For the former category, Poedjiastoeti et al.23 adopted the VGG-16 network for classifying the ameloblastomas and KCOTs. The VGG-16 network is pretrained on the ImageNet dataset and finetuned with 400 image samples. Lee et al.18 adopted the pretrained GoogLeNet Inception-v3 architecture to classify odontogenic keratocysts, dentigerous cysts, and periapical cysts with 1140 panoramic and 986 CBCT images. For the latter category, Ariji et al.16 proposed the first object detection framework (a pre-trained fully convolutional network) to detect the lesion area and classify them. Kwon et al.17 developed a deep CNN modified from YOLOv3 for detecting and classifying odontogenic cysts and tumors of the jaw with 1282 panoramic radiographs. Yang et al.26 adopted the YOLOv2 for detecting and classifying dentigerous cyst, odontogenic keratocyst (OKC), and ameloblastoma with 1603 panoramic radiograph samples.

However, due to limited lesion samples, most above deep networks are firstly pretrained on other datasets such as ImageNet, then are finetuned with the jaw panoramic radiographs. The domain differences have severe limitations on the robustness and performance of those pre-trained networks. What’s more, deep learning based diagnosis methods for cysts and tumors of the jaw have a potential deficiency noninterpretability, which severely constrains the application of existing deep learning based methods. In several works11,23, the Grad-CAM22 technique is adopted to visualize the category-related areas, the reliability of which will be disturbed by the inaccurate prediction.

Materials and methods

Dataset

This study was conducted at the First Affiliated Hospital, Zhejiang University School of Medicine. Waiver of informed consent for data collection was approved by the Clinical Research Ethics Committee of the First Affiliated Hospital, Zhejiang University School of Medicine (IIT20200430A-R2). Since 2005, the World Health Organization (WHO) has labeled OKCs as keratocystic odontogenic tumors (KCOTs) and has classified OKCs as tumors according to their behavior. Based on histopathological examinations by a board-certified oral pathologist at First Affiliated Hospital, Zhejiang University School of Medicine, we collected 10,000 panoramic radiographs of healthy peoples and 872 lesion samples, which contains 356 dentigerous cysts (DC) samples, 292 periapical cysts (PC) samples, and 94 ameloblastoma (AB) samples, 130 keratocystic odontogenic tumor (KCOT) samples. Those samples were acquired between December 2018 and February 2020. Even if histologically confirmed, all difficult to distinguish cases because of the severe distortion, artificial noise, blur, and poor quality in the radiographic image were excluded.
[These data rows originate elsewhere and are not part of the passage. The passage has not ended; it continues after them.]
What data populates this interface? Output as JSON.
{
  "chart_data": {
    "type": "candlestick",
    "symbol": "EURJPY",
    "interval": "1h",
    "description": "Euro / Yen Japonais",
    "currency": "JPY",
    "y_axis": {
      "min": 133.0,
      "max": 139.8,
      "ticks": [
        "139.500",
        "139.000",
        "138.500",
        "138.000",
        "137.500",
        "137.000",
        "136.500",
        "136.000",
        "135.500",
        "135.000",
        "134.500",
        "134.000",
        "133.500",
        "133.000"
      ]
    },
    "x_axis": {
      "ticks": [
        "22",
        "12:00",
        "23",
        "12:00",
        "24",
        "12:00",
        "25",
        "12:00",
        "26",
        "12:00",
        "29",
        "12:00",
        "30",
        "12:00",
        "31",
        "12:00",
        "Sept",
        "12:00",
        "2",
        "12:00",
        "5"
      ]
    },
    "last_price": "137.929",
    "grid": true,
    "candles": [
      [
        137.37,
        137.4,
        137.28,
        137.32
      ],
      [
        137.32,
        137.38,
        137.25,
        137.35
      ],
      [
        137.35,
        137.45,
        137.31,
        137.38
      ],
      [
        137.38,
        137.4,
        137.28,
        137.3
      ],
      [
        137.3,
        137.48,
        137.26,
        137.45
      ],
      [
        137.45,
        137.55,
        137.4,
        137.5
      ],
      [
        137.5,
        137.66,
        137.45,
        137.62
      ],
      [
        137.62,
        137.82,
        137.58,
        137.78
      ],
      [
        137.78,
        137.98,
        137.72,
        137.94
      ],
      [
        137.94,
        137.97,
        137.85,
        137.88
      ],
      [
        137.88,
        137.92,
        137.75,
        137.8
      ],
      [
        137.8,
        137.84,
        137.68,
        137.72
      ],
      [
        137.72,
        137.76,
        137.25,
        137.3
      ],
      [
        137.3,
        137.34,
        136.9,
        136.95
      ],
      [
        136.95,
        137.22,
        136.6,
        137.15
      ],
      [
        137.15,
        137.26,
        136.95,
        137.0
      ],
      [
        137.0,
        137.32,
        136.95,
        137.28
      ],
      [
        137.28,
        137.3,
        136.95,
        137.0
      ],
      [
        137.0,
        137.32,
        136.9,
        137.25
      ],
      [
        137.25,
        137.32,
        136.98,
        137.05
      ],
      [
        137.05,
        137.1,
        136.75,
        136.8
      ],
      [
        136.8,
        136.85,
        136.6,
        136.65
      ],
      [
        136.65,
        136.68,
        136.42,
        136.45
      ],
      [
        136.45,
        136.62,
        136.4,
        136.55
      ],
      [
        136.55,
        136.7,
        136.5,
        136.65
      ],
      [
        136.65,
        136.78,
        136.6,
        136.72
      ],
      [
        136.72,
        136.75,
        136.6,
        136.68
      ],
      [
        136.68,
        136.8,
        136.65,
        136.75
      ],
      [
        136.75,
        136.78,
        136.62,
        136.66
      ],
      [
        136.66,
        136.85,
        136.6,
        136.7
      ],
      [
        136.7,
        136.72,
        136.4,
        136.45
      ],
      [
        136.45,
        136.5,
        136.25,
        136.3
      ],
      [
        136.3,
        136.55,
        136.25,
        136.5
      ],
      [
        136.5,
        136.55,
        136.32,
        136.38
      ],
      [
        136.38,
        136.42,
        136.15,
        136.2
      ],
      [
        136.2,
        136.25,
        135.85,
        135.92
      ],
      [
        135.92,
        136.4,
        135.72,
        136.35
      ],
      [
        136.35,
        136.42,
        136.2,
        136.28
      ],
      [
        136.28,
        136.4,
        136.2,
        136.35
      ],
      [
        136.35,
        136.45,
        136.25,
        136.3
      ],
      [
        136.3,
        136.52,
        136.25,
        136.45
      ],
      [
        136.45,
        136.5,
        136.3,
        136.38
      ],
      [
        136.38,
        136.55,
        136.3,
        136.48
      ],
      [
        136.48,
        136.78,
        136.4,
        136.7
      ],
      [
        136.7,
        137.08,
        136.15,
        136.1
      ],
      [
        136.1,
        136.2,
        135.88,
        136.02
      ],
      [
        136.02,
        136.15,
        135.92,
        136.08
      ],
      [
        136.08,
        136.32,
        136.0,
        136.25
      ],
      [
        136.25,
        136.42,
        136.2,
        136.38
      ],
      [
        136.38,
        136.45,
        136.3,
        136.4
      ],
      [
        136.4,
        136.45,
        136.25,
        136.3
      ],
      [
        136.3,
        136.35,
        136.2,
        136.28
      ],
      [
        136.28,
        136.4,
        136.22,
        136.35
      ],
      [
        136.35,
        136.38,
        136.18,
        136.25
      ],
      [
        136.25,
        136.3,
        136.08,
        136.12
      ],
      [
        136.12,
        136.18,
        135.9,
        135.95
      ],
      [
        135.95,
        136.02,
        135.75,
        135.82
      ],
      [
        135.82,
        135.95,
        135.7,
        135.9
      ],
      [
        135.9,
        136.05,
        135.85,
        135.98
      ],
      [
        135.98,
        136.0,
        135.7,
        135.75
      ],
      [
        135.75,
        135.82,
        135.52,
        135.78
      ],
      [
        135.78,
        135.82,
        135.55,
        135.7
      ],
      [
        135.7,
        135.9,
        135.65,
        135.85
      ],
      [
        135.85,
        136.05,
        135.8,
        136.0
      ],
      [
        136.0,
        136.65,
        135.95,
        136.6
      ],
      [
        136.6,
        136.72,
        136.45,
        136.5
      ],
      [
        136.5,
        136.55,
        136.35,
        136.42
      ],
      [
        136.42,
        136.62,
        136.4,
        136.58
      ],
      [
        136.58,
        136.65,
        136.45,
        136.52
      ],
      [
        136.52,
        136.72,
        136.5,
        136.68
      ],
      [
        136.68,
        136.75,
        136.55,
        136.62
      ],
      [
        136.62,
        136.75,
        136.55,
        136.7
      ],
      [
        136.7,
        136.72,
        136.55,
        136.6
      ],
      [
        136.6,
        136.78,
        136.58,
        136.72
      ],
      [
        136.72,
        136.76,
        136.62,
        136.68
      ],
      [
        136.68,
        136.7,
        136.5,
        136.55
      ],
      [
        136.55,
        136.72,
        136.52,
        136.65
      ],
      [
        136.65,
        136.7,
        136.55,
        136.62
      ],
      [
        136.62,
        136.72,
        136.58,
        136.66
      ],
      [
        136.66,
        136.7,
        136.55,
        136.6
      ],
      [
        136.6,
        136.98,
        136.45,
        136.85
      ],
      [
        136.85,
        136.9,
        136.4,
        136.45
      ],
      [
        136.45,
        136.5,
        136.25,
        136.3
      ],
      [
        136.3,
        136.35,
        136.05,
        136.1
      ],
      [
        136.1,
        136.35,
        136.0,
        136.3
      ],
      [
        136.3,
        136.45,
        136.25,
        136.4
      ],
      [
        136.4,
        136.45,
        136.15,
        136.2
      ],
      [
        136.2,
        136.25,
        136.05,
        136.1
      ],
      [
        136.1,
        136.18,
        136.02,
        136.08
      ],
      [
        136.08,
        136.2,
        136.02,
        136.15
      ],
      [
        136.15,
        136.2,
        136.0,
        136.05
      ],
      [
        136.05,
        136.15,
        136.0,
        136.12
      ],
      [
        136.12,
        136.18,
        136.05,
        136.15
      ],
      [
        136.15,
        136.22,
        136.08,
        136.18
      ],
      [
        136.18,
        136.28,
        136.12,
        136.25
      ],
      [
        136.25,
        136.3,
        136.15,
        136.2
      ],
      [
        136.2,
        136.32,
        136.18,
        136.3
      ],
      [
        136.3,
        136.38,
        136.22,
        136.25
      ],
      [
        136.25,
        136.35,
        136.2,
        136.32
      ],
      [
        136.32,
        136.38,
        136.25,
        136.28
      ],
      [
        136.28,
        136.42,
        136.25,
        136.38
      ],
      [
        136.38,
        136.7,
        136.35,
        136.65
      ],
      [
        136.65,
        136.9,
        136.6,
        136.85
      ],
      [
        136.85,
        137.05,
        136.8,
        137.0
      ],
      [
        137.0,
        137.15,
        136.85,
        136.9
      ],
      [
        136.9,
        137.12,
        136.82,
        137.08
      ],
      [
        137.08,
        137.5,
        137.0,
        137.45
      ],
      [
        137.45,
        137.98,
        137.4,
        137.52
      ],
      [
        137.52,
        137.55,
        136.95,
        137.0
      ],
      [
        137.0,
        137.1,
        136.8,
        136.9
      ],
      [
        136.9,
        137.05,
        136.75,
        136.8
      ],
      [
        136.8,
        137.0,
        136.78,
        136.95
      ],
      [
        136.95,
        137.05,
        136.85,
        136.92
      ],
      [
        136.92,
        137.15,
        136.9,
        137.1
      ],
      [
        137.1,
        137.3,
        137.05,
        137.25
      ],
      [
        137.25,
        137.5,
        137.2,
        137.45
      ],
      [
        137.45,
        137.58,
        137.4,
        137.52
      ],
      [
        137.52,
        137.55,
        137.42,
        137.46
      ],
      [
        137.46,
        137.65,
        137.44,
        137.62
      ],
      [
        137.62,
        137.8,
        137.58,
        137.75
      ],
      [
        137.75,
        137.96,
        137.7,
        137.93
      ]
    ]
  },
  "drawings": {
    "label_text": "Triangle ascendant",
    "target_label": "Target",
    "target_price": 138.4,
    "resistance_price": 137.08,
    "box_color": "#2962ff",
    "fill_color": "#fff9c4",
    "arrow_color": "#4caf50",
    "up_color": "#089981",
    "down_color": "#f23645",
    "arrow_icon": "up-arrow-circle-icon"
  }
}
For each lesion sample, an experimental dentist annotates the lesion area mask and lesion category. In our experiment, healthy panoramic radiographs are split into 9500 samples for pretraining and training, 300 samples for validation, and 200 samples for testing. For lesion samples, 70%, 20%, and 10% samples are used for training, validation, and testing. Figure 1 summarizes more details about the collected dataset.

Figure 1
figure 1

The dataset statistic of panoramic radiographs. KCOTs: Keratocystic odontogenic tumors; Abs: Ameloblastomas; DC: dentigerous cysts; PC: periapical cysts. In our experiment, healthy panoramic radiographs are split into 9500 samples for pretraining and training, 300 samples for validation, and 200 samples for testing. For lesion samples, 70%, 20%, and 10% samples are used for training, validation, and testing.

Image preprocessing and augmentation

The size of the original panoramic radiograph is about 3000 × 1500, which is too large for the normal deep network. What’s more, through statistical calculation of lesion area position, we find that peripheral areas don’t contain lesions. So, we get the common center areas by throwing away useless peripheral areas, which can maintain lesion-related patches and remove useless parts as much as possible. In the experiment, the cropped patches are resized into 512 × 256. The data augmentation strategies we adopted include horizontal flipping, cut-and-pasting, and patch-covering based on the characteristics of medical images. The cut-and-pasting strategy denotes cutting the lesion area and pasting it on a healthy sample. The patch-covering denotes covering the lesion area and healthy area with a gray patch of lesion samples to augment lesion samples’ diversity. We survey lesion area size on all lesion samples, which gives the minimal and maximal size of the lesion area. For the lesion area of a lesion sample, the cover-patch size is randomly generated between the size of the lesion area and the maximal size. For the healthy area of a lesion sample, the cover-patch size is randomly generated between the minimal and the maximal sizes. In our experiment, a lesion sample will be covered with 20 patches, where half the patches are generated for covering the lesion area and the rest half the patches are used for covering the healthy area of the lesion sample. It’s worth noting that the patch-covering can generate very similar samples for the same lesion sample, which is an advantage for enhancing the reliability of predicted output’s interpretability.

Model architecture

The performance of deep learning-based methods highly relies on the number of training samples. The human can observe abnormity through mass observation of massive healthy samples. Inspired by the above fact, we propose a deep learning-based diagnosis method for cysts and tumors of the jaw with massive healthy samples. The proposed framework is composed of two parts: a self-supervised network and a two-branch network. The self-supervised network is adopted to learn basic knowledge from massive healthy samples. Then, the knowledge of the self-supervised network is used in the two-branch network by replacing the encoder of the two-branch network with the pretrained encoder of the self-supervised network.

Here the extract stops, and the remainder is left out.